In cases like this, the headline population in the merged dataset is created by selecting the number that produces the smoothest overall growth curve between existing values. The purpose of this is to ensure that egregiously wrong values won’t be included.

{"year":1890,
  "scales.fill.Cities": "highlightBad",
  "filters.Cities": "undefined",
  "getters.fill.Cities": "cityPopulationConflict",
  "zoom.Cities": ["Los Angeles", "New York City"],
  "duration": 5000,
  "getters.annotation.Cities": "d => return `CESTA: ${d.properties.populations.cesta[$year]}         Wiki: ${d.properties.populations.wiki[$year]}         Alperin-Sheriff: ${d.properties.populations.alperin[$year]}`",
  "annotate.Cities": ["Morris, Illinois", "Conneaut, Ohio", "New Haven, Connecticut", "Coal Hill, Arkansas", "Winston-Salem, North Carolina"]
  }

The last example is an especially interesting one that points in the direction of future needs to improve data like this. Winston and Salem were independent cities at the time of the 1890 census, and to list them as joint is–strictly speaking–incorrect. CESTA, unlike Wikipedia, does have statistics for the independent cities of Winston and Salem for part of this period; Alperin-Sheriff seems to have manually combined populations of merged cities for certain municipalities such as Allegheny and Pittsburgh, Pennsylvania. In other cases of municpal merger, such as Brooklyn and New York City, or Dover and Foxcroft, Maine, only the population of the larger municipality is included. While some extinct municipalities receive their own pages with population boxes (like Allegheny), others (including Winston, Salem, Dover, and Foxcroft) do not.
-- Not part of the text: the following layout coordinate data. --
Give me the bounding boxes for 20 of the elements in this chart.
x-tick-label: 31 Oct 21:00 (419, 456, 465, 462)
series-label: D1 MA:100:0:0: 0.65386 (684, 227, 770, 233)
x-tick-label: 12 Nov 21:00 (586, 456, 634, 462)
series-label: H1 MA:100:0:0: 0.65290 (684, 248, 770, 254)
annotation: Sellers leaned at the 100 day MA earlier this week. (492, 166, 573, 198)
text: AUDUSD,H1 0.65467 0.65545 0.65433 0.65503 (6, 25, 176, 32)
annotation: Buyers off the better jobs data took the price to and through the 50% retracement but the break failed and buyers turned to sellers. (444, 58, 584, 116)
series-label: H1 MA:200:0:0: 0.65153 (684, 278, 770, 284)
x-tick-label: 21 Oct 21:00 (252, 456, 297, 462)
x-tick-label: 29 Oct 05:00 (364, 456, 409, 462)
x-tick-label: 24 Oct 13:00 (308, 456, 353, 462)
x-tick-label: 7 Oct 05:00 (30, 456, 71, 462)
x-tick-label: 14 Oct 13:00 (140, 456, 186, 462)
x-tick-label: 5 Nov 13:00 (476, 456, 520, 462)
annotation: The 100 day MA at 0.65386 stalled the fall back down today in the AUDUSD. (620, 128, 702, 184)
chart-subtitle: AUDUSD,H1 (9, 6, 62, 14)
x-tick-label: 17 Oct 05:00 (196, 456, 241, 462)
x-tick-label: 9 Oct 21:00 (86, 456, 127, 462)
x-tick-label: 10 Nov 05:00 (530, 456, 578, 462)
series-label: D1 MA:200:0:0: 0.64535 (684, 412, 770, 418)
There is some room for using Wikipedia text, along with addition, subtraction, and county level populations, to create the full network of when cities merge with each other. I have not attempted to do this.

Ultimately, the best way to solve this would require returning to the original census reports, which have detailed footnotes about all mergers. It seems possible to me that the thousands of points collected here could be useful in training OCR and column-discrimination models across those reports, but that task is probably not going to be possible for several years.